Despite the risks, the Alberta government and the Alberta Energy Regulator have denied the request for an environmental impact assessment made by the Athabasca Chipewyan First Nation and by environmental groups.

The greatest CO2 emission disaster occurred in Cameroon in 1986, as a result of a massive natural release from a volcanic lake; it killed about 1,700 people and thousands of animals.

In the USA alone, at least 75 other CO2 pipeline incidents have been reported since 2010.

However, the practice of injecting fluids deep underground is an established source of induced earthquakes which can cause structural and environmental damage. CO2 in aquifers may leach heavy metals into drinking water; this past May, a CCS project in Australia was nixed due to this risk.

Injected CO2 can and has seeped to the surface, either through natural faults, or through inadequately capped wells, common in storage areas. A high school in Wyoming had to be closed for most of the school year due to such a leak.

The Pathways Alliance CCS plan envisions its pipeline routes and storage on both private and public land. Storage sites would require close monitoring — forever. The technology for CCS storage and monitoring, especially for the long term, is immature, and research on risks to human health and safety is limited.

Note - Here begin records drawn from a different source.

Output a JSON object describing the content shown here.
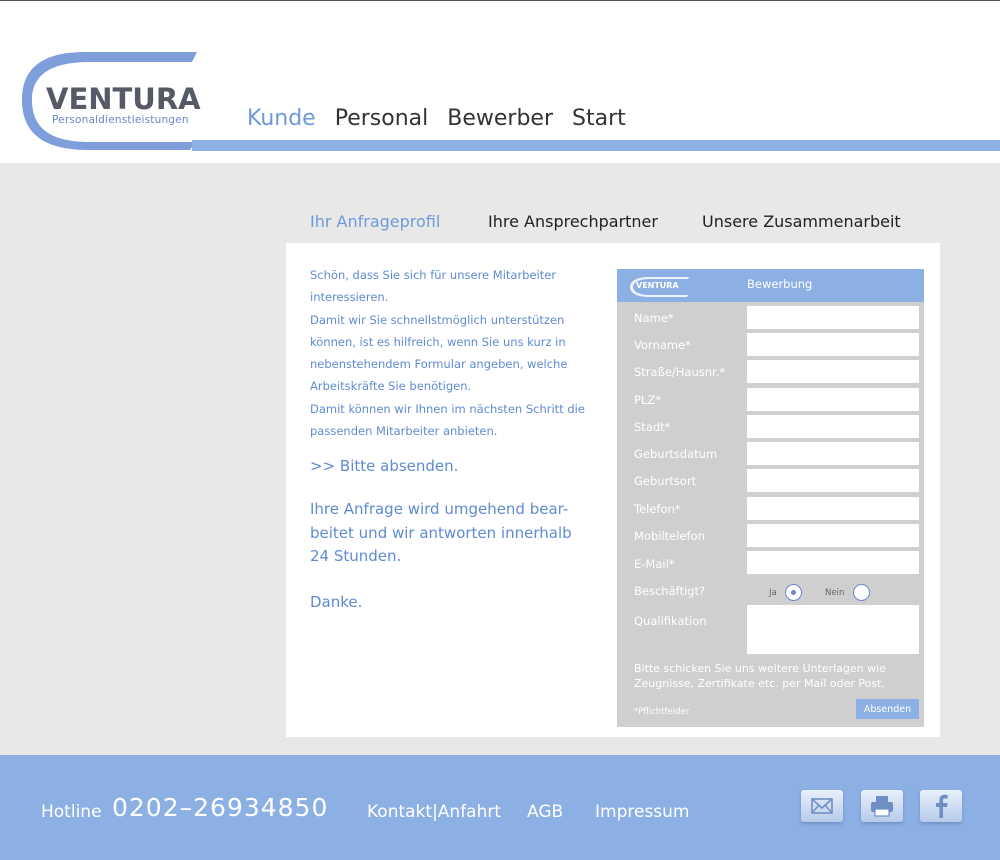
{
  "brand": {
    "name": "VENTURA",
    "tagline": "Personaldienstleistungen",
    "accent_color": "#8db0e4",
    "text_color": "#5f8bd1"
  },
  "nav": {
    "items": [
      {
        "label": "Kunde",
        "active": true
      },
      {
        "label": "Personal",
        "active": false
      },
      {
        "label": "Bewerber",
        "active": false
      },
      {
        "label": "Start",
        "active": false
      }
    ]
  },
  "tabs": [
    {
      "label": "Ihr Anfrageprofil",
      "active": true
    },
    {
      "label": "Ihre Ansprechpartner",
      "active": false
    },
    {
      "label": "Unsere Zusammenarbeit",
      "active": false
    }
  ],
  "intro": {
    "lines": [
      "Schön, dass Sie sich für unsere Mitarbeiter",
      "interessieren.",
      "Damit wir Sie schnellstmöglich unterstützen",
      "können, ist es hilfreich, wenn Sie uns kurz in",
      "nebenstehendem Formular angeben, welche",
      "Arbeitskräfte Sie benötigen.",
      "Damit können wir Ihnen im nächsten Schritt die",
      "passenden Mitarbeiter anbieten."
    ],
    "cta": ">> Bitte absenden.",
    "notice_lines": [
      "Ihre Anfrage wird umgehend bear-",
      "beitet und wir antworten innerhalb",
      "24 Stunden."
    ],
    "thanks": "Danke."
  },
  "form": {
    "logo_text": "VENTURA",
    "title": "Bewerbung",
    "fields": [
      {
        "label": "Name*",
        "value": ""
      },
      {
        "label": "Vorname*",
        "value": ""
      },
      {
        "label": "Straße/Hausnr.*",
        "value": ""
      },
      {
        "label": "PLZ*",
        "value": ""
      },
      {
        "label": "Stadt*",
        "value": ""
      },
      {
        "label": "Geburtsdatum",
        "value": ""
      },
      {
        "label": "Geburtsort",
        "value": ""
      },
      {
        "label": "Telefon*",
        "value": ""
      },
      {
        "label": "Mobiltelefon",
        "value": ""
      },
      {
        "label": "E-Mail*",
        "value": ""
      }
    ],
    "employed": {
      "label": "Beschäftigt?",
      "yes_label": "Ja",
      "no_label": "Nein",
      "selected": "Ja"
    },
    "qualification": {
      "label": "Qualifikation",
      "value": ""
    },
    "note": "Bitte schicken Sie uns weitere Unterlagen wie Zeugnisse, Zertifikate etc. per Mail oder Post.",
    "required_note": "*Pflichtfelder",
    "submit_label": "Absenden"
  },
  "footer": {
    "hotline_label": "Hotline",
    "hotline_number": "0202–26934850",
    "links": [
      "Kontakt|Anfahrt",
      "AGB",
      "Impressum"
    ],
    "icons": [
      "mail-icon",
      "print-icon",
      "facebook-icon"
    ]
  }
}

The industrial process of CCS requires energy, producing more emissions and thus contributes to climate change. Although CCS is presented as a technological solution to mitigate climate change, it risks becoming a distraction from the urgent need to reduce emissions at their source.

CCS gives permission to polluters to continue operating as usual, perpetuating reliance on fossil fuels rather than transitioning to cleaner alternatives and improving energy efficiency.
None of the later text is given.